An exit device is a type of door hardware which allows doors to remain locked from the outside. People inside the building, however, can still exit quickly without having to unlock the door. The mechanism actually makes a hands-free exit possible. In fact, the nickname "crash bar" is derived from the ability to open the door by simply applying full-body force to it ("crashing" into it.)
Exit devices are advantageous for a few reasons. First and foremost they are security and safety features. A property owner who wishes to restrict the public's ability to enter a building to just a few select doors can apply crash bars to all non-public entrances. These doors cannot be opened from the outside when locked. In the event of an emergency, such as a fire, those inside the building can use these doors as emergency exits by activating the crash bar on the inside of the door. The term "panic bar" came to be applied to exit devices because they can be opened quickly in an emergency. Panic bars are also advantageous because people with limited mobility (i.e. those in wheelchairs) and even small children can activate them.

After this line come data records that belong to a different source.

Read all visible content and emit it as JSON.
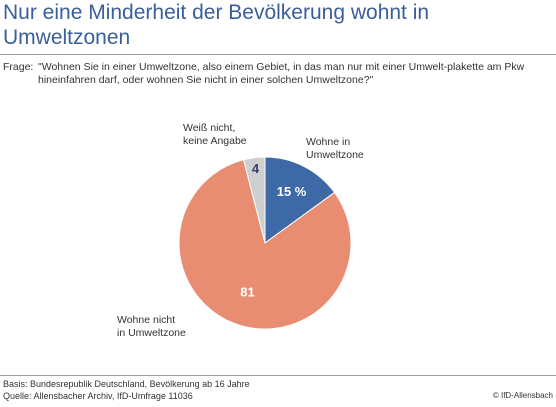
{
  "title": "Nur eine Minderheit der Bevölkerung wohnt in Umweltzonen",
  "question": {
    "label": "Frage:",
    "text": "\"Wohnen Sie in einer Umweltzone, also einem Gebiet, in das man nur mit einer Umwelt-plakette am Pkw hineinfahren darf, oder wohnen Sie nicht in einer solchen Umweltzone?\""
  },
  "footer": {
    "basis": "Basis: Bundesrepublik Deutschland, Bevölkerung ab 16 Jahre",
    "quelle": "Quelle: Allensbacher Archiv, IfD-Umfrage 11036"
  },
  "copyright": "© IfD-Allensbach",
  "chart_data": {
    "type": "pie",
    "slices": [
      {
        "label": "Wohne in Umweltzone",
        "value": 15,
        "value_label": "15 %",
        "color": "#3d6aa6",
        "text_color": "#ffffff"
      },
      {
        "label": "Wohne nicht in Umweltzone",
        "value": 81,
        "value_label": "81",
        "color": "#e88d72",
        "text_color": "#ffffff"
      },
      {
        "label": "Weiß nicht, keine Angabe",
        "value": 4,
        "value_label": "4",
        "color": "#cfcfcf",
        "text_color": "#2b3f66"
      }
    ]
  }
}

The first crash bar was invented in the early 1900's and marketed under the brand name Von Duprin. The company continues to be the leading manufacturer of exit devices today, though other companies have since copied Von Duprin's original design. Von Duprin has also improved on its original design since its first prototype. New technology has allowed for lighter and stronger materials to be used. All of this has resulted in a wide range of quality exit devices on the market.
Three basic types of exit devices are available:
1) Rim style: This type is mounted on the inside surface of the door.
2) Mortise style: Like standard a mortise lock, this type of crash bar has its locking mechanism mounted (mortised) into a cavity in the door.
3) Surface/Concealed style: This type is constructed with vertical rods. Concealed exit devices provide additional latching at the tops and/or bottoms of doors. This type of exit device is used when aesthetics play a strong factor in door design.
Crash bars are available in various designs. The standard that most people are familiar with is the touchbar design. These are often found on utility, service and emergency exit doors. The crossbar style is also popular. The first Von Duprin exit device was a crossbar type. Other styles include lever and plate-type.
Today all industrialized countries have some type of building code standard(s) which dictates how exit devices should be applied to commercial/public buildings. Undoubtedly many lives have been saved thanks to panic bars since their invention over one hundred years ago. This unobtrusive and seemingly insignificant device changed the face of building safety and public security in a very significant way.